Contract Number: ----------
Start Date: ----    Completed: ----
Phase II year
2014
Phase II Amount
$1,000,000
Todays approaches to production planning and inventory management in a distribution network for large industrial gases and chemicals manufacturers are based on static snap-shot data and are not suitable for real-time use in tactical demand fulfillment. Companies have yet to harness the potential of powerful new computing technologies to find solutions for energy and other costly inefficiencies persisting in their supply chains many of which must be solved in real-time. This project addresses DOEs interest in turnkey solutions advancing the use of HPC in manufacturing and is intended to result in increased supply chain efficiency, reduced costs, and job creation. The overall objective is to develop a next generation production planning and distribution optimization algorithm together with a data-integration platform to provide timely and accurate data required for the optimization model. We take a two-pronged approach to address the problem: (1) leverage HPC technology to parallelize and rapidly solve the production planning and distribution problem and (2) leverage Big Data technology on a HPC platform to address the required data-integration. Phase I R & amp;D resulted in (1) a comprehensive model formulation that provides vehicle routing, production optimization and inventory optimization simultaneously and (2) a Big Data analytics framework to support the generation of the required input data. We demonstrated that using HPC, we can achieve 1080- times faster performance (vs. non-HPC implementation) without loss of optimality, thus proving feasibility of our innovation.
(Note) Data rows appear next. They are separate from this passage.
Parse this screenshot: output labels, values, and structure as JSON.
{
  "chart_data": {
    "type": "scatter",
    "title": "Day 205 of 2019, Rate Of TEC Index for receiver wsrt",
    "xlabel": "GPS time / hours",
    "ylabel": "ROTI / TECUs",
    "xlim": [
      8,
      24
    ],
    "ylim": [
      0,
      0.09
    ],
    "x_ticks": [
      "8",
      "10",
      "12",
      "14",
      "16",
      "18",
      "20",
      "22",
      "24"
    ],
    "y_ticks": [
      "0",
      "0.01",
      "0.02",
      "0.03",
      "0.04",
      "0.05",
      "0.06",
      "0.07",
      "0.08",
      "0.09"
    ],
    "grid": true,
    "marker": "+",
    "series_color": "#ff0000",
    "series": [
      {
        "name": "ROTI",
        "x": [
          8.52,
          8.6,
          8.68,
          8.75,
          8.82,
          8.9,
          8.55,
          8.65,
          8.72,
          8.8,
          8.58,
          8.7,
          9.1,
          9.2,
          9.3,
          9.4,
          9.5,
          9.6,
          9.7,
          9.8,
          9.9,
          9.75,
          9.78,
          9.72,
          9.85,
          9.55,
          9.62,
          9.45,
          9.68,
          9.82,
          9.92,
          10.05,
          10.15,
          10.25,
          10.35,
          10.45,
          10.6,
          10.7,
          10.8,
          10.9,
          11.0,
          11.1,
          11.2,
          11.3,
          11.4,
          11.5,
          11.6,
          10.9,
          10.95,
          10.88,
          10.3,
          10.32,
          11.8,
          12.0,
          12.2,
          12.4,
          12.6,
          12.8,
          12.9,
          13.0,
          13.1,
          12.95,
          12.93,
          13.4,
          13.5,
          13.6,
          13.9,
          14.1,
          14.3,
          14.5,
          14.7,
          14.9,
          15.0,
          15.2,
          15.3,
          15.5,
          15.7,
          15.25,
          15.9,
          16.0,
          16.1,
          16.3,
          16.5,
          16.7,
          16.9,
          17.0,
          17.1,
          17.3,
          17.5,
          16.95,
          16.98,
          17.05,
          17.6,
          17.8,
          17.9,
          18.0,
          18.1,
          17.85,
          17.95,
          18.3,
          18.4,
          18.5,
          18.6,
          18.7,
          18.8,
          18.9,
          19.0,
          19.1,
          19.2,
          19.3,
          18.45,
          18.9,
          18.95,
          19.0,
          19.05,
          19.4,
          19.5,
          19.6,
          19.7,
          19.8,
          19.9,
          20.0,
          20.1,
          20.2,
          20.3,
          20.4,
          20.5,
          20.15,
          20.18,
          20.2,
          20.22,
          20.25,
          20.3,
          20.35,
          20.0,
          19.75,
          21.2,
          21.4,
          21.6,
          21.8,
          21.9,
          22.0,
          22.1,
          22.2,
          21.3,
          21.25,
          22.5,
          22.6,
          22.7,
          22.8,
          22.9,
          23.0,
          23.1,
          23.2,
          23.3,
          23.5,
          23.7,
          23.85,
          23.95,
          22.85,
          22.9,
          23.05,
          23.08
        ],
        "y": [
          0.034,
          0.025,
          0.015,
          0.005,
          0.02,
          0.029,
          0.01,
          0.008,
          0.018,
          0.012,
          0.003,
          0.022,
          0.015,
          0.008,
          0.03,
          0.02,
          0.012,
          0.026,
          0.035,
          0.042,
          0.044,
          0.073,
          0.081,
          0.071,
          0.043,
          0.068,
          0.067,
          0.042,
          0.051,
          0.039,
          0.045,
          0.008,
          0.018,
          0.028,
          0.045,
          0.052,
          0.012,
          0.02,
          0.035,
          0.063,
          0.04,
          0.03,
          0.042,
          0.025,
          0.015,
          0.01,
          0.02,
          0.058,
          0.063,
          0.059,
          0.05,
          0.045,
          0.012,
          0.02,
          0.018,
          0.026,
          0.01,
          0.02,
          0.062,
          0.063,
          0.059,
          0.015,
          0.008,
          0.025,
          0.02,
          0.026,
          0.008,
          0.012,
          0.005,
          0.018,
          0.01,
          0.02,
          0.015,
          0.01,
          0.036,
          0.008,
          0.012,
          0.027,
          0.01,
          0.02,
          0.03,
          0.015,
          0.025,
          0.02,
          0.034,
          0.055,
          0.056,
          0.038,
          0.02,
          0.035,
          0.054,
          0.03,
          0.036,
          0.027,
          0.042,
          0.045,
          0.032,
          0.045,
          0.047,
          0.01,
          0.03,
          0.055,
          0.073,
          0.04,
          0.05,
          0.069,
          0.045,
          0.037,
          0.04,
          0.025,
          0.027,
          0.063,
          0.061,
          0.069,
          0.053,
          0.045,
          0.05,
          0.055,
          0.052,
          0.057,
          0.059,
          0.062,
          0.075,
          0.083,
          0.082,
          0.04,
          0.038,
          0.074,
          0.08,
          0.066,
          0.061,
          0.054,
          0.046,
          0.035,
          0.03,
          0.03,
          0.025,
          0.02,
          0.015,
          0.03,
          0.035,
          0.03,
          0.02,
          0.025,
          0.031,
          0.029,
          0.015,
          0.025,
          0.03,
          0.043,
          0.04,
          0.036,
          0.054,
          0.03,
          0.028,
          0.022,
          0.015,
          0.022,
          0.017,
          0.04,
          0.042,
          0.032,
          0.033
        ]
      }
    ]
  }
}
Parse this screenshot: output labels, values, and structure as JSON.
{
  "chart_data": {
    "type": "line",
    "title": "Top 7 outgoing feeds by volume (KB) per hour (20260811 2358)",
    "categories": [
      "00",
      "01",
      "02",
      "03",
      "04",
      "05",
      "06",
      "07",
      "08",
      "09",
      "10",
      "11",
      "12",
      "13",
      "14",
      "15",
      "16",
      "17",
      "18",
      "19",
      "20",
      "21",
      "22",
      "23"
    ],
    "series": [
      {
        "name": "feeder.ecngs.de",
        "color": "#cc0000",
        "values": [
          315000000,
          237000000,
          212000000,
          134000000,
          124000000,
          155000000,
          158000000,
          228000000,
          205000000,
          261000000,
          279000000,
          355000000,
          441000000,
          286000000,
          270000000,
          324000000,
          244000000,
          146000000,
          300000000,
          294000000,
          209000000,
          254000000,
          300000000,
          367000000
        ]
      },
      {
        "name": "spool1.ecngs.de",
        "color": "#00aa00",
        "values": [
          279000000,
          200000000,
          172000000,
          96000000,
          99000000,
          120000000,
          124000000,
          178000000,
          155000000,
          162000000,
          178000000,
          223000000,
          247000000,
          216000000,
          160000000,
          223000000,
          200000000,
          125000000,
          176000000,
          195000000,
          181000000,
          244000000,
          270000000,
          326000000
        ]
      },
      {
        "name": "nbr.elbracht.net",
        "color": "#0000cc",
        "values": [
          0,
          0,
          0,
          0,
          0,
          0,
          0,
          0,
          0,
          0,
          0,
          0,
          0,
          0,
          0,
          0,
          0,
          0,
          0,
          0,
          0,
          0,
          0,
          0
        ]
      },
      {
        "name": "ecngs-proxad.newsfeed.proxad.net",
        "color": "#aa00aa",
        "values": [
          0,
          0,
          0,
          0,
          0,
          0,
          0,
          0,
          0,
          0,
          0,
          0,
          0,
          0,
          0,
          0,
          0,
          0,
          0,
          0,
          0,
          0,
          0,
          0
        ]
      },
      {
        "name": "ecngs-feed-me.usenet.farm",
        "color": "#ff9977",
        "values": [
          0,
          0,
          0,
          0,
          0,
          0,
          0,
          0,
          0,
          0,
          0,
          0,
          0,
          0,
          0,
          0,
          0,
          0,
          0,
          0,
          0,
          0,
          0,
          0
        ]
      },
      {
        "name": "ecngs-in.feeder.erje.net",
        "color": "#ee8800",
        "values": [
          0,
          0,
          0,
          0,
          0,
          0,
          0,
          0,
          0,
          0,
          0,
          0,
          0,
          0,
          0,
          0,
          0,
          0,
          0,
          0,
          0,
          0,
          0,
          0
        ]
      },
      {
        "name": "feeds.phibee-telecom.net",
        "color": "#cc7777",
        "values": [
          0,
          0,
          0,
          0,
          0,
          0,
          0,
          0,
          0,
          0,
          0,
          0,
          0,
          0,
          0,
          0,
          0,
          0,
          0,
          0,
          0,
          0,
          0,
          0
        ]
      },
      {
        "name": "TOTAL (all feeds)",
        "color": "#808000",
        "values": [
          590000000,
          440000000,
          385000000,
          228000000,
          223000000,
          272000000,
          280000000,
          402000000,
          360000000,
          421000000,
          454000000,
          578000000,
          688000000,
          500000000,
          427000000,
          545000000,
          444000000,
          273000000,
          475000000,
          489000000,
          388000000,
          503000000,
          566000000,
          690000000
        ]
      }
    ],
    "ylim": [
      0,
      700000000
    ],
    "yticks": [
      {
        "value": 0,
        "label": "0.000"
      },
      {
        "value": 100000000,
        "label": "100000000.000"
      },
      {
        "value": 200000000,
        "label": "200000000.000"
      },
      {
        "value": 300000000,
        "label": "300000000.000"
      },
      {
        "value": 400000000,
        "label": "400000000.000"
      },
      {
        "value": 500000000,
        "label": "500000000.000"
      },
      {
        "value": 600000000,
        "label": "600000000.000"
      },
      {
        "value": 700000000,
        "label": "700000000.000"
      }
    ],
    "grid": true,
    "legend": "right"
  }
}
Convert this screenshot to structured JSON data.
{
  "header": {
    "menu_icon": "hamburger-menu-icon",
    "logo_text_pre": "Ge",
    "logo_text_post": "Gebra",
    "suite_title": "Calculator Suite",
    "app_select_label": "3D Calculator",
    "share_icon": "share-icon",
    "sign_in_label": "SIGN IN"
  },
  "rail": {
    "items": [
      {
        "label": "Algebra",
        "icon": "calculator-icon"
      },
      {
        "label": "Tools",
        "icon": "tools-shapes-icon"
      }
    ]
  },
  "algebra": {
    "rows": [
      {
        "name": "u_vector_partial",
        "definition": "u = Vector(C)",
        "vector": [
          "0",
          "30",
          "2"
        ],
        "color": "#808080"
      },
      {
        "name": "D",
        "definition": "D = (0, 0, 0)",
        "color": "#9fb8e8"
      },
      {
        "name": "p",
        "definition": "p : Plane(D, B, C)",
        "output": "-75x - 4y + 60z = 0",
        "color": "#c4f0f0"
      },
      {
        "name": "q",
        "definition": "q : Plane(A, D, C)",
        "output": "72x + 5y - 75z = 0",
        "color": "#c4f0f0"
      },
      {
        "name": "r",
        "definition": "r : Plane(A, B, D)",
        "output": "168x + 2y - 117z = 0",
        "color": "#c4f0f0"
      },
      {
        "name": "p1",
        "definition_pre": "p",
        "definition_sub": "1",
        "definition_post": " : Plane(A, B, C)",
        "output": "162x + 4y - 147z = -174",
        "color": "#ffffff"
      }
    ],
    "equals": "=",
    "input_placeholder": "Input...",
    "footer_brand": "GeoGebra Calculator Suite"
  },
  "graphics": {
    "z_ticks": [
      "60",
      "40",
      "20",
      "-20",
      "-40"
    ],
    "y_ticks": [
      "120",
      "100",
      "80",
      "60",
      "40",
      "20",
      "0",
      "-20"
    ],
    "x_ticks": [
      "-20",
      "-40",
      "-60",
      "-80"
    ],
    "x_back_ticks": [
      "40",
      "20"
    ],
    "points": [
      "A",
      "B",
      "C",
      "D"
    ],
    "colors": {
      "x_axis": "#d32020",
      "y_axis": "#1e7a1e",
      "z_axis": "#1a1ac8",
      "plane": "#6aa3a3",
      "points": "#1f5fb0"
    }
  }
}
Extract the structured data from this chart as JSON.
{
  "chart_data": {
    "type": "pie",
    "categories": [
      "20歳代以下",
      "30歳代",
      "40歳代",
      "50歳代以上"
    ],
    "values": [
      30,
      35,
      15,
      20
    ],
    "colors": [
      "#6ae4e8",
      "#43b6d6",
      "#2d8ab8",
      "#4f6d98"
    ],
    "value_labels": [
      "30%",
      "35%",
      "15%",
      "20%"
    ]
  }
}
We used industrial data and benchmarking to prove optimality and scalability. Our results were reviewed by several prospective customers and we received encouraging feedback (see support letters). We plan to build on the formulations and the test-bed created in Phase I and improve our algorithms. Our research activities will also focus on overcoming challenges including scalability of the solution, data security, and total cost of ownership. Our target is to be ready by the end of Phase II with a prototype turnkey application running on a hosted-HPC infrastructure, which allows us to start commercialization of our product as a service over the Internet to a variety of customers. Commercial Applications and Other

Benefits:
The envisioned software system will be used to obtain optimal production planning and distribution at multi-product, multi-depot manufacturing companies which utilize many fleets of vehicles. It is expected to result in significant efficiencies and reductions in energy and other operating costs. It is intended to increase the global competitiveness of the U.S. manufacturing sector and result in job creation.